Nel caso di specie, difatti, l’istante propone la possibilità di considerare sufficiente, ai fini del rispetto del termine annuale, la stipula e la registrazione di un contratto preliminare di compravendita.

Viene chiesto, in sostanza, se la stipula di un contratto preliminare entro il termine di dodici mesi dalla vendita della ex “prima casa” possa “bloccare” la decadenza, in attesa della successiva ed effettiva stipula del rogito notarile.

L’Agenzia delle Entrate nega tale possibilità sottolineando come il contratto preliminare non produce effetti traslativi ma solo obbligatori.

Dunque, non sarebbe soddisfatta la condizione richiesta dalla norma, ossia quella di acquisire entro dodici mesi la proprietà di un nuovo immobile da adibire ad abitazione principale.

Unico modo per far salva l’agevolazione è il perfezionamento del rogito notarile entro dodici mesi dalla vendita.

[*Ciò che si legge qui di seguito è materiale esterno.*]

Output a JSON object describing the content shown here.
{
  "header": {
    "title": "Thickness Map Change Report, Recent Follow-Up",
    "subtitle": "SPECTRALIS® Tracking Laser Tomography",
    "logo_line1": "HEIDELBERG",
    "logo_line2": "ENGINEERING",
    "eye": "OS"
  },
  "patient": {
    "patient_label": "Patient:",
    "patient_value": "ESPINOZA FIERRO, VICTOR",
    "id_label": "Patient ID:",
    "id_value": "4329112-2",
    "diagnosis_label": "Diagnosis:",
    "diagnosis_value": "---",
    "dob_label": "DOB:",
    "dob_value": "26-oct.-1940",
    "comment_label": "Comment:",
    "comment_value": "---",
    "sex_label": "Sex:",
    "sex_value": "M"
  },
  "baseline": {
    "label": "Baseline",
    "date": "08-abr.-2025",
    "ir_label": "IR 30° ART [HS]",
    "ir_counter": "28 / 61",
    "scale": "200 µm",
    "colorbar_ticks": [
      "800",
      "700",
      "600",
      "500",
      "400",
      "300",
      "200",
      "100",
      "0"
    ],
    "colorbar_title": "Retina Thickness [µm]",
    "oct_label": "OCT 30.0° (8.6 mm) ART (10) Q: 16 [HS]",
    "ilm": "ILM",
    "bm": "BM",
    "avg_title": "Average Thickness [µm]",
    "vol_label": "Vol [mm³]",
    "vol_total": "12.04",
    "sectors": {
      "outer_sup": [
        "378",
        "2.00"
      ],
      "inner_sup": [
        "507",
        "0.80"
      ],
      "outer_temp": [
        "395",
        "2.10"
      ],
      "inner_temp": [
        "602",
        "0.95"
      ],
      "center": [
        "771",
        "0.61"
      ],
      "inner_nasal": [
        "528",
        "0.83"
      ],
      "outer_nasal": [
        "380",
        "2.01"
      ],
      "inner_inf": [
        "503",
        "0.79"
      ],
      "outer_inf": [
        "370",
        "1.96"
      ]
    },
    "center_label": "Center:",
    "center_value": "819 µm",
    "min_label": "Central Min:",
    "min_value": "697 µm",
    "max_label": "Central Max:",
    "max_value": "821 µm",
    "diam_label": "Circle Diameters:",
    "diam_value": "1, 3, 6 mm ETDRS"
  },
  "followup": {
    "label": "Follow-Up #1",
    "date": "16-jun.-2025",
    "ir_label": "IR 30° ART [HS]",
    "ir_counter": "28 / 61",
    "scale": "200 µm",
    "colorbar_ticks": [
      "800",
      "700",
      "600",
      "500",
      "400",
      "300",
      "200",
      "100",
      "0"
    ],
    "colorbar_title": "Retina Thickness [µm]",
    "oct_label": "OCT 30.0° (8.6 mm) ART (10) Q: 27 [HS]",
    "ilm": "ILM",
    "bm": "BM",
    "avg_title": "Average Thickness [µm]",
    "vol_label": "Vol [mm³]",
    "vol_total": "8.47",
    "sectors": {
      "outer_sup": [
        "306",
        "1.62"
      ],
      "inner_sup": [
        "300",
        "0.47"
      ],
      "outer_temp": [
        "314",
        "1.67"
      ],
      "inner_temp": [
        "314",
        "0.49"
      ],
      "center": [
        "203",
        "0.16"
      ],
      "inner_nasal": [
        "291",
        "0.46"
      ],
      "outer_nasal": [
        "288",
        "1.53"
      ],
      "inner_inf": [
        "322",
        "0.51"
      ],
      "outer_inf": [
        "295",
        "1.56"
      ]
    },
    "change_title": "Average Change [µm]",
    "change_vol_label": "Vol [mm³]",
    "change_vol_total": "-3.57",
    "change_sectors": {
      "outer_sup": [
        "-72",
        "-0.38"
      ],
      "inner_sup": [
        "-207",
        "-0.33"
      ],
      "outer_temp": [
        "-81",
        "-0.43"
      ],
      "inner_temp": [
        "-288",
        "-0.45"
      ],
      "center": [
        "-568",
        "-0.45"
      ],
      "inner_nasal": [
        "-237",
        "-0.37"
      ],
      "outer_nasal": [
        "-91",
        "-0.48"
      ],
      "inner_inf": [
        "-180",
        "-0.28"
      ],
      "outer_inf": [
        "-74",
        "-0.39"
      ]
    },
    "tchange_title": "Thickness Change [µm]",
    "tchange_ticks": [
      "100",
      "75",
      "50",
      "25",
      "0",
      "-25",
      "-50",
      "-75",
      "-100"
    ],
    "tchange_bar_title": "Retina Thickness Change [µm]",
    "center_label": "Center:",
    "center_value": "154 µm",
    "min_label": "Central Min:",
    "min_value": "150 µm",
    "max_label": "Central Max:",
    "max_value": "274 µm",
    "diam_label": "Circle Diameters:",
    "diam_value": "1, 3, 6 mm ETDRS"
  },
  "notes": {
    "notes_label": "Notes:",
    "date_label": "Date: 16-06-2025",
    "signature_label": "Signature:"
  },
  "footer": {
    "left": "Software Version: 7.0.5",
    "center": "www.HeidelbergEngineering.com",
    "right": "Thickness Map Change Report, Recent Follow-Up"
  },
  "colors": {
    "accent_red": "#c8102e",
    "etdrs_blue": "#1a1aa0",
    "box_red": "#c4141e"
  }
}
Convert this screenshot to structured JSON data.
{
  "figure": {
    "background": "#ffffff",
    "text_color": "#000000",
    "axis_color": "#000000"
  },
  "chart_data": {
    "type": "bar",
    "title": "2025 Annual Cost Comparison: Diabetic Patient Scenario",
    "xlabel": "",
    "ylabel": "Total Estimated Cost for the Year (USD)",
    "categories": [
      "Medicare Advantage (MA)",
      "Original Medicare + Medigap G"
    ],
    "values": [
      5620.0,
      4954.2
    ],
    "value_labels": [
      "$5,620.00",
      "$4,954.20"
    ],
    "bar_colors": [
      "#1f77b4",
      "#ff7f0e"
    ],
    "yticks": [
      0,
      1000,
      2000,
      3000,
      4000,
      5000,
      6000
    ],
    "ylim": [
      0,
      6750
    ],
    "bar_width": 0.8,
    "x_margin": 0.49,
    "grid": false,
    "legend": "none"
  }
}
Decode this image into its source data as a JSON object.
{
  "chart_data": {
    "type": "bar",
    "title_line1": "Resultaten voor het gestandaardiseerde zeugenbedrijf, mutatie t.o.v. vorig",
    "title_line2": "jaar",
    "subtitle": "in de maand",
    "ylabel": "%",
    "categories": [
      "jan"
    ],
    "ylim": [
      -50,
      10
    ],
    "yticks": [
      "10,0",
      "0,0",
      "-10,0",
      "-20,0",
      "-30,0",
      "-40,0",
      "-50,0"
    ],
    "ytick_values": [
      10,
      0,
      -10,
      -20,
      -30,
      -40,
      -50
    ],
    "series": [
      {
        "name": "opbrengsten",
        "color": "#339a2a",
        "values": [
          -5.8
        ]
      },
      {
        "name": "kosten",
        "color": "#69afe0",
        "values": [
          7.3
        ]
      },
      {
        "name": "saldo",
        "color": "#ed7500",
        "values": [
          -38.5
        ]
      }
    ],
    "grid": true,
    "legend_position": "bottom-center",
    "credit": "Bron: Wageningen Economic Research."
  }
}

Né può ritenersi applicabile, per analogia, il maggior termine di due anni introdotto dalla legge di Bilancio 2025 per la rivendita dell’immobile preposseduto, nel caso in cui il contribuente sia già titolare di un’abitazione agevolata (fattispecie di cui al comma 4-bis della Nota II-bis all’articolo 1 della Tariffa, Parte prima, allegata al Dpr n. 131/1986).

Come già chiarito sul punto, la modifica normativa ha esteso il termine solo in relazione alla rivendita postuma.

E considerato che le norme di natura agevolativa non sono suscettibili di interpretazione estensiva, non è possibile estendere il termine anche all’ipotesi diversa di vendita seguita dal nuovo acquisto.

In conclusione: in mancanza della stipula del rogito notarile entro un anno dalla vendita dell’ex prima casa, si verifica la decadenza dall’agevolazione e il contribuente è tenuto a versare la differenza d’imposta, oltre agli interessi e alle sanzioni, salvo che si avvalga dell’istituto del ravvedimento operoso.

In tal caso, presentando un’apposita istanza all’Agenzia delle Entrate, si potrà chiedere la riliquidazione dell’imposta e versare, così, la differenza tra l’imposta agevolata e quella ordinaria, oltre agli interessi, ma senza applicazione di sanzioni.

Le stesse conclusioni valgono anche nell’ipotesi di acquisto da un’impresa di costruzioni, soggetto all’applicazione dell’IVA: la mera stipula di un contratto preliminare entro il termine di dodici mesi dalla vendita infraquinquennale della ex “prima casa” non consente l’applicazione dell’aliquota IVA ridotta del 4%.